——死にたい。

 そんな言葉が彼女の口からこぼれ落ちた時、僕の中に静かな波紋が広がる。本気で死にたいなら、誰にも告げずにそっと姿を消すだろうと思ったからか、気持ち悪いなんて思ってしまった。

 おそらく彼女は、また誰かの優しさを求めているのだ。
 彼女は本当に繊細な人間だから。一度傷つけば、まるでガラス細工のように砕け散ってしまう。
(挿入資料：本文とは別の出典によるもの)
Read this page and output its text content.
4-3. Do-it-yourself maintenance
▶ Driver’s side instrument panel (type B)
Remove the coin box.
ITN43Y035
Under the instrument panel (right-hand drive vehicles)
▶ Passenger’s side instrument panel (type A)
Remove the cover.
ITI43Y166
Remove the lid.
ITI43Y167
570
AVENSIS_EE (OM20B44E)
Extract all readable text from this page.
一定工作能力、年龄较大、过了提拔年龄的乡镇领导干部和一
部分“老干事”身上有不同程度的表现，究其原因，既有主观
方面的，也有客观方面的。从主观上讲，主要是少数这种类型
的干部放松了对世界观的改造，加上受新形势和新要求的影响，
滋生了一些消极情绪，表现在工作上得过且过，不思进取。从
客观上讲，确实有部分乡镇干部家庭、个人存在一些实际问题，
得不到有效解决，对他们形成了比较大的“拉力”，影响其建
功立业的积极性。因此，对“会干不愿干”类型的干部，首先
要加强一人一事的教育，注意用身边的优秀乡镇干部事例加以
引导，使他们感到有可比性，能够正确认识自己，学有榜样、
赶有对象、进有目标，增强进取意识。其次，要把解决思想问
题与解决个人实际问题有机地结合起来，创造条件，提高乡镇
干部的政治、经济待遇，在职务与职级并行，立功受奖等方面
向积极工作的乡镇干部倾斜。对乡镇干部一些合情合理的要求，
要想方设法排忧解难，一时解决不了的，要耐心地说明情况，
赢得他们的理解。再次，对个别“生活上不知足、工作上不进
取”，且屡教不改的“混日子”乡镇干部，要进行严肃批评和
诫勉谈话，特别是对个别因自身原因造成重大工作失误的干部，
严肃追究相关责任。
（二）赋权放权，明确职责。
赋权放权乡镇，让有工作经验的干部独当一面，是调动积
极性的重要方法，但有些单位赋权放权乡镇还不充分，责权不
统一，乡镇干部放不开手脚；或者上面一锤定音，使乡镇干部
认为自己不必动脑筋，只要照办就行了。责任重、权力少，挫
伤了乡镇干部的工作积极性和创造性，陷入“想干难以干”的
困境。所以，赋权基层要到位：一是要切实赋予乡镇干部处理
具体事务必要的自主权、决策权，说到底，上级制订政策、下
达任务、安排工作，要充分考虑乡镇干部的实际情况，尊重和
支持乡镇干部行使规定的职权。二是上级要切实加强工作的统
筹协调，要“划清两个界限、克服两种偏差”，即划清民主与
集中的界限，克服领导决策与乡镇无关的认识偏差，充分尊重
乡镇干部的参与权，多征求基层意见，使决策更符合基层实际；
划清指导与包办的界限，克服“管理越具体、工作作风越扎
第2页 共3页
 そんな彼女を守るのは僕だけではない。もっと明るい誰かもいて、臆病で涙もろい誰かもいる。
 みんな彼女の中で、どこか疲れていた。
 それでも、僕たちは黙って耐えていた。彼女の感情の荒波に飲まれながら、必死に堪えていた。
 それが「守る」ということだと信じて。

 僕は黙って見守った。
 彼女が壊れないように、ただ、なんとなく。


 ある日突然、彼女は言葉を止めた。呼吸が浅くなり、目の奥に揺らめく影が見えた。

 彼女の中の人が入れ替わるのを、僕は見逃さなかった。雰囲気が変わるたびに、彼女の存在もどこか遠くなる。

 まるで別の人間が入れ替わるように。
 僕はその時、自分が知らない誰かを愛しているのではないかと、不安になった。

「……こんなに混ざり合って、君はどこにいるんだろうね」

 問いかける僕に、彼女はただ黙ったままだった。近くにいるのに、こんなに遠い。
 寂しくても、悲しくても。辛くても僕はもう決めたんだ。どんなに彼女が分裂しても、どんなに迷子になっても、全部を抱きしめてやるって。

「君は一人じゃない。僕もここにいる」

 彼女の瞳が揺れ、やがて涙が溢れた。そして、初めてちゃんと目が合った。


「私……いま、さつきだよ」


——その響きは、今までにない優しさを含んでいた。僕たちは、まだ終わらない物語の途中にいる。だけど、この一瞬だけは、確かに繋がっていた。